Beijing: Even as the number of deaths from the new coronavirus in China touched 213, infection in nearly 10,000 other persons took such cases worldwide beyond those reported during the Sars epidemic in over two dozen countries in 2003.
As compared to nearly 10,000 people infected with the new coronavirus, most in China since it emerged in December, around 8,100 cases of Sars – severe acute respiratory syndrome – were reported during the eight-month outbreak in 2003, BBC reported.
In total, 774 people were killed by Sars.
More than 100 new coronavirus cases have been reported outside China, in 22 countries. The number of deaths so far stands at 213 – all in China.
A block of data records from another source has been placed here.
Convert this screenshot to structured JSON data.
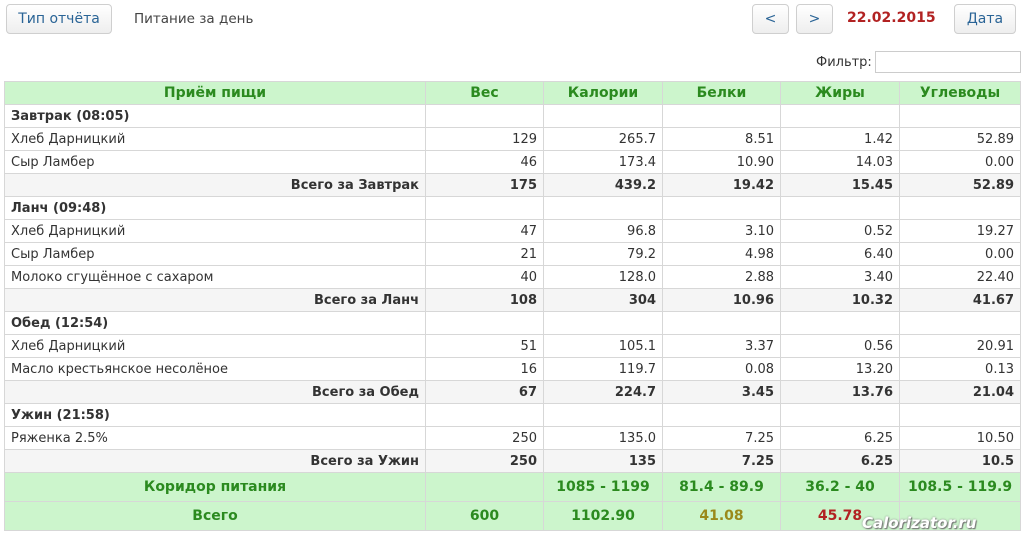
{
  "header": {
    "report_type_label": "Тип отчёта",
    "title": "Питание за день",
    "prev_label": "<",
    "next_label": ">",
    "date": "22.02.2015",
    "date_button_label": "Дата"
  },
  "filter": {
    "label": "Фильтр:",
    "value": ""
  },
  "columns": [
    "Приём пищи",
    "Вес",
    "Калории",
    "Белки",
    "Жиры",
    "Углеводы"
  ],
  "meals": [
    {
      "title": "Завтрак (08:05)",
      "items": [
        [
          "Хлеб Дарницкий",
          "129",
          "265.7",
          "8.51",
          "1.42",
          "52.89"
        ],
        [
          "Сыр Ламбер",
          "46",
          "173.4",
          "10.90",
          "14.03",
          "0.00"
        ]
      ],
      "total": [
        "Всего за Завтрак",
        "175",
        "439.2",
        "19.42",
        "15.45",
        "52.89"
      ]
    },
    {
      "title": "Ланч (09:48)",
      "items": [
        [
          "Хлеб Дарницкий",
          "47",
          "96.8",
          "3.10",
          "0.52",
          "19.27"
        ],
        [
          "Сыр Ламбер",
          "21",
          "79.2",
          "4.98",
          "6.40",
          "0.00"
        ],
        [
          "Молоко сгущённое с сахаром",
          "40",
          "128.0",
          "2.88",
          "3.40",
          "22.40"
        ]
      ],
      "total": [
        "Всего за Ланч",
        "108",
        "304",
        "10.96",
        "10.32",
        "41.67"
      ]
    },
    {
      "title": "Обед (12:54)",
      "items": [
        [
          "Хлеб Дарницкий",
          "51",
          "105.1",
          "3.37",
          "0.56",
          "20.91"
        ],
        [
          "Масло крестьянское несолёное",
          "16",
          "119.7",
          "0.08",
          "13.20",
          "0.13"
        ]
      ],
      "total": [
        "Всего за Обед",
        "67",
        "224.7",
        "3.45",
        "13.76",
        "21.04"
      ]
    },
    {
      "title": "Ужин (21:58)",
      "items": [
        [
          "Ряженка 2.5%",
          "250",
          "135.0",
          "7.25",
          "6.25",
          "10.50"
        ]
      ],
      "total": [
        "Всего за Ужин",
        "250",
        "135",
        "7.25",
        "6.25",
        "10.5"
      ]
    }
  ],
  "corridor": [
    "Коридор питания",
    "",
    "1085 - 1199",
    "81.4 - 89.9",
    "36.2 - 40",
    "108.5 - 119.9"
  ],
  "grand_total": [
    "Всего",
    "600",
    "1102.90",
    "41.08",
    "45.78",
    ""
  ],
  "colors": {
    "header_bg": "#ccf5cc",
    "header_text": "#2b8a1f",
    "date_text": "#b22222",
    "protein_total": "#9a8a1a",
    "fat_total": "#b22222"
  },
  "watermark": "Calorizator.ru"
}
On Thursday, the World Health Organization declared a global health emergency over the new outbreak.
Two cases of the virus were confirmed for the first time in the UK Friday. Most international cases are of people who have been to the Chinese city of Wuhan in Hubei province, where the virus originated.
Germany, Japan, Vietnam, the United States, Thailand and South Korea have reported cases of patients being infected by people who had travelled to China.
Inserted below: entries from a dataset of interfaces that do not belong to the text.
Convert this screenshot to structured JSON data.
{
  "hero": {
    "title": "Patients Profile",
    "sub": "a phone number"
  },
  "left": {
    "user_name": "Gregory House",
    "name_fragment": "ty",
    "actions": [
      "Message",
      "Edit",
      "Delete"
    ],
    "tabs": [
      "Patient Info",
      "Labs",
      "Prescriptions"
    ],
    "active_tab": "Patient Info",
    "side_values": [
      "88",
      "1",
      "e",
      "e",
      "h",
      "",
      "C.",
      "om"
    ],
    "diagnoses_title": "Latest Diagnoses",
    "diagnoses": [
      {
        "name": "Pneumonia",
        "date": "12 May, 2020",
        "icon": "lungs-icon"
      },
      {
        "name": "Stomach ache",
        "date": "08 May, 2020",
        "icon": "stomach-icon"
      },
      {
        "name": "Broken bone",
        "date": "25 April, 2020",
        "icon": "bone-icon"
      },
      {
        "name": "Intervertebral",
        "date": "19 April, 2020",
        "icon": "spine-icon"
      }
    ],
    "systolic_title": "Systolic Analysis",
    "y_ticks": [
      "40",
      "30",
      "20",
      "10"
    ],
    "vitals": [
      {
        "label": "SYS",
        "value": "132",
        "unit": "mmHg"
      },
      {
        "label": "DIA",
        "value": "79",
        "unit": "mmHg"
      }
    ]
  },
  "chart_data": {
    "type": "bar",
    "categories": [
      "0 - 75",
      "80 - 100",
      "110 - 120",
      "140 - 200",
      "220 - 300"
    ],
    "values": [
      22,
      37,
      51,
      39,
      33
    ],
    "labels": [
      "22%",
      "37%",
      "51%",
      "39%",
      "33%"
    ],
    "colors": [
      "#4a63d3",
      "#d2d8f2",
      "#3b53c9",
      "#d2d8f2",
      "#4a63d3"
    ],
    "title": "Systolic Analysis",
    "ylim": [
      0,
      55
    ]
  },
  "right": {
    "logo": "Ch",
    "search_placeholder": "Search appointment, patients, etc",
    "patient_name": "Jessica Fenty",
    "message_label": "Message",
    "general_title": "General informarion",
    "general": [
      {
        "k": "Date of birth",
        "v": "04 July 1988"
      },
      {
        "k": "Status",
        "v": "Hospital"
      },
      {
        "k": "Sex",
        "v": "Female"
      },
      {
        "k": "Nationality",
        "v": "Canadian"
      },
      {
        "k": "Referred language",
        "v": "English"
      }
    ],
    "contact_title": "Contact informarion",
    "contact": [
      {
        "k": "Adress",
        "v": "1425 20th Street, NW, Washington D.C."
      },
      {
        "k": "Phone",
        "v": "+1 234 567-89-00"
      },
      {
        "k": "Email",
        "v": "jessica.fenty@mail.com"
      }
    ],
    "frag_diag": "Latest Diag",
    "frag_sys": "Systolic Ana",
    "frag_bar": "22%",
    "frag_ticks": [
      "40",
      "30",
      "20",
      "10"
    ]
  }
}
Sars was a type of coronavirus that first emerged in China’s Guangdong province in November 2002. By the time the outbreak ended the following July, it had spread to more than two dozen countries.
The new coronavirus emerged only last month. So far, it has spread to fewer countries and – while more people have been infected globally – it has resulted in fewer deaths. On Wednesday, the number of confirmed cases within China surpassed the Sars epidemic.
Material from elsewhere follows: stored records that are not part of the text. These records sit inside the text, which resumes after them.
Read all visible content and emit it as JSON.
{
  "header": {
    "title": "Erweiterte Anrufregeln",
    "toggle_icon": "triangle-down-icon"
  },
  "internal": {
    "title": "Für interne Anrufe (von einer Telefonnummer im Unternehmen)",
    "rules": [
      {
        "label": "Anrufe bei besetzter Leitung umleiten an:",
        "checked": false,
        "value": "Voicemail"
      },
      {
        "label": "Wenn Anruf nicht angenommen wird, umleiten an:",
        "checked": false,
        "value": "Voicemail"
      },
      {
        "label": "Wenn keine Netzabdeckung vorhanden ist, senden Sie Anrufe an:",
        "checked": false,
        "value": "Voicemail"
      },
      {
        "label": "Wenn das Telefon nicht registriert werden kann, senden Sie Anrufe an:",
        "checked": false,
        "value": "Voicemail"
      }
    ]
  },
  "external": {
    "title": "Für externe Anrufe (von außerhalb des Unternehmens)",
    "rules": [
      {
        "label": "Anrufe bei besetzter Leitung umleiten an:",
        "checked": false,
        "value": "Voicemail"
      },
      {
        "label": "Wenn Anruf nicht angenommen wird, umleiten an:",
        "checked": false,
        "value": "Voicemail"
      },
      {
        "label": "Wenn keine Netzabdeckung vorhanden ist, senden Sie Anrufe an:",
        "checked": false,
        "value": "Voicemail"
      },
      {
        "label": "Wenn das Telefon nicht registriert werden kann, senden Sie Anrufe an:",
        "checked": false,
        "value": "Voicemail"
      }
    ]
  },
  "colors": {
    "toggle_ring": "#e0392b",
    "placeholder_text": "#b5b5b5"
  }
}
Sars was also estimated to have cost the global economy more than 30 billion dollars. But economists have said the new coronavirus could have an even bigger impact on the world economy. It has forced global companies including tech giants, car makers and retailers to shut down temporarily in China.
China was also criticised by the UN’s global health body for concealing the scale of the original Sars outbreak. It has been praised for responding to the latest virus with tough measures, including effectively quarantining millions of residents in cities.